At this point, I find Julian Fellowes’ involvement in a work to be a turn off. One work after another about the 1% makes him feel like a one trick pony.
It does feel like his ability to capture the class system is diminishing, right? Gosford Park is still so great, Downton was very good, Doctor Thorne sounds terrible, Belgravia and Gilded Age are ho hum…
I think that, contrary to Gosford Park, and now he has become really bankable his last productions downton included are aiming at a large family target and end to be very consensual and sadly not really realistic (=> upper class dreamland)
Yeah, his politics leave a LOT to be desired.
Why we love Julian Fellowes…Gosford Park…costume dramas!

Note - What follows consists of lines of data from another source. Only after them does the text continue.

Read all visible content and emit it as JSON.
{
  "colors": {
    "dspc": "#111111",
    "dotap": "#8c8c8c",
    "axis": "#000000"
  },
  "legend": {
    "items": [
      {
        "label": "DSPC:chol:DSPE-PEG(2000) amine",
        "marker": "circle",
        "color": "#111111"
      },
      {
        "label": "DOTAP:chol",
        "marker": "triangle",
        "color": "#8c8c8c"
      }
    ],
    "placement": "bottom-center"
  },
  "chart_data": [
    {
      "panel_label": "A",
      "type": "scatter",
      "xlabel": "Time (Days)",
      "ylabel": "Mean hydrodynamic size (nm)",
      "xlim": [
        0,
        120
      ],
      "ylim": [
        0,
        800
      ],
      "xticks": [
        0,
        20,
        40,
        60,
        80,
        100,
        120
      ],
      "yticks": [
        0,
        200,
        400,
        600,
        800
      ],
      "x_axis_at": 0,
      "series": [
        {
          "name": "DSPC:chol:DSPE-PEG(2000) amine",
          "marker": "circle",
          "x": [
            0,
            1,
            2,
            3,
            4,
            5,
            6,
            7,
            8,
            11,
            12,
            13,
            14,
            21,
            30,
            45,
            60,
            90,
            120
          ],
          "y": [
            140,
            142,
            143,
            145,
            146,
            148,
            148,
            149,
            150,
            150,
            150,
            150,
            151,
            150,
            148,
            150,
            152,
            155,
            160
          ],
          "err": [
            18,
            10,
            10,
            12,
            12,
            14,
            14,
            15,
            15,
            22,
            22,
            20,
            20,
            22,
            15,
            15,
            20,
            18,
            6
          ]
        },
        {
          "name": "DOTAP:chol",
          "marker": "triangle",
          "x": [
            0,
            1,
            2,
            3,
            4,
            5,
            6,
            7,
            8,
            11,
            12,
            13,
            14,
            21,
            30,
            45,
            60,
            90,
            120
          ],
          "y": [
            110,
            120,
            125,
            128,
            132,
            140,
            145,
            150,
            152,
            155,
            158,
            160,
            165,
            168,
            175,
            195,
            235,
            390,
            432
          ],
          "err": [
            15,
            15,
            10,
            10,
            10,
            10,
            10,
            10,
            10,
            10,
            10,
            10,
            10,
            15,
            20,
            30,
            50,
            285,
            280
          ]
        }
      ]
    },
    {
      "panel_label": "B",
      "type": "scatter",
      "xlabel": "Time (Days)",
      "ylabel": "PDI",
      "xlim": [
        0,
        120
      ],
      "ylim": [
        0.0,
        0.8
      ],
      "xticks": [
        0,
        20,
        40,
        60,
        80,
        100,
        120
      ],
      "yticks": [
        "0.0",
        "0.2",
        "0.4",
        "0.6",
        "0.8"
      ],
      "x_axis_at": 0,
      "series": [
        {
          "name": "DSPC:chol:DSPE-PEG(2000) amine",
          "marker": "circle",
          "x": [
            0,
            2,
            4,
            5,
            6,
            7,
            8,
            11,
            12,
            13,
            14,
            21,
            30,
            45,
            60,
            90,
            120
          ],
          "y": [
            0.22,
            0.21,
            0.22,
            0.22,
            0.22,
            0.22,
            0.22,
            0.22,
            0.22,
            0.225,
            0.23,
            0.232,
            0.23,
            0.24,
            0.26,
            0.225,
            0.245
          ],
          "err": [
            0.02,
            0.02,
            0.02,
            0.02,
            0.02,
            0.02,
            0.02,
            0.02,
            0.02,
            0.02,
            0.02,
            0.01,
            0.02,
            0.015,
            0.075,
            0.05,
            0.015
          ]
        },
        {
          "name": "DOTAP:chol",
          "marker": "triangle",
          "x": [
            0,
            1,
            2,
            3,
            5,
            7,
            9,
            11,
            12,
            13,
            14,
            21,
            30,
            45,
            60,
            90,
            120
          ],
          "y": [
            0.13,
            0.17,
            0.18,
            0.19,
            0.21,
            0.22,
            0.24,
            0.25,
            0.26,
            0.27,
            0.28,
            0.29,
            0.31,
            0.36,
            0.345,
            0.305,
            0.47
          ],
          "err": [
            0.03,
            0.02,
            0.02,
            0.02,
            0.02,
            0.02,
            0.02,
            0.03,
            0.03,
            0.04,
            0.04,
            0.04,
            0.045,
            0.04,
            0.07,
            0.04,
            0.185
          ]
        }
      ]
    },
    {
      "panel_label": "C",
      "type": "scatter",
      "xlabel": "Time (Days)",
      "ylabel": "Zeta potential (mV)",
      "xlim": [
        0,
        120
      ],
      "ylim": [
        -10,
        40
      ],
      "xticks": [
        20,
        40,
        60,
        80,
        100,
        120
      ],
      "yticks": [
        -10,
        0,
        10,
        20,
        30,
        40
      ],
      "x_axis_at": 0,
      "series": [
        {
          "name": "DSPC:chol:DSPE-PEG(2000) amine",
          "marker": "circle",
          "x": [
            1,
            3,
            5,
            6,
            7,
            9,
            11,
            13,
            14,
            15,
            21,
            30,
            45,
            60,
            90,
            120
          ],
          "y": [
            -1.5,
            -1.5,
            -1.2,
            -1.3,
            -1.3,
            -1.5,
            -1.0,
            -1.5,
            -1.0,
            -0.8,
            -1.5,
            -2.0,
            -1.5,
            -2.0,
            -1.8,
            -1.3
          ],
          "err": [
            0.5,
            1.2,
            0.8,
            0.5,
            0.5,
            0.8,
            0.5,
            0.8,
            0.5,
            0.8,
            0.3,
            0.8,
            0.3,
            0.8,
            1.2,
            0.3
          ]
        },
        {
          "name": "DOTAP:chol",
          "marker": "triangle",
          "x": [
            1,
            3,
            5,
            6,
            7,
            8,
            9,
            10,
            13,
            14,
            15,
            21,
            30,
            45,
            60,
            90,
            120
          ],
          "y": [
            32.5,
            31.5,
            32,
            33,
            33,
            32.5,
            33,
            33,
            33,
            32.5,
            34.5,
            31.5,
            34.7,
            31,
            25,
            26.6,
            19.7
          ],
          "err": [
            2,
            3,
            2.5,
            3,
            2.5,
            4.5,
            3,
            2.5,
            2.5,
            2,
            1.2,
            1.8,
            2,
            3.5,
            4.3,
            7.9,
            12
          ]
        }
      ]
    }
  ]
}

I like his style, particularly in Downton Abbey and Crooked House. But my real favourite is Gosford Park. I don’t know why it’s so underrated and underwatched. Outside of costume-fans I rarely hear it discussed, and it really should! It’s brilliant!
Fellows was in Covington Cross? You asonish me!
His episode of Young Indiana Jones is the one with the suffragette in London during WWI and it’s my favorite episode from that series. I rewatched it recently and Fellows as Churchill gets told off in a very satisfactory fashion by the heroine.
I loved Gosford Park, but then I watched The Rules of the Game (Jean Renoir’s masterpiece from about 1939) and realized how much was lifted from that older, better work. There’s one scene in particular, where the servants are eating downstairs and discussing their employers, that is a verbatim translation of the same scene in French.
Ditto Downton Abbey (ripping off Upstairs Downstairs) and Gilded Age (everything by Edith Wharton).
Julian Fellowes Investigates is unintentionally hilarious. You’ve got a perfectly normal little poisoning or stabbing, and up pops Fellowes to ‘splain what you’ve just seen on screen with over-the-top language like “VIOLENT DEATH” and “ARSENIC.”
My favorite role of his is not a frock flick, it’s Kilwillie, Richard Briers’ wacky neighbor in the early oughts Scottish soap Monarch of the Glen. Every episode was son and laird Archie MacDonald trying to save the estate from financial ruin while Richard and Julian dashed about the countryside filching barrels of whiskey or tossing cabers.
The best comment on the man was a critic greeting the arrival of a new project with: “Julian Fellows has been typing again.”
I didn’t realize that was Julian Fellowes as Churchill in The Young Indiana Chronicles – that was a formative show for me and for a long time that face was Churchill for me. How weird.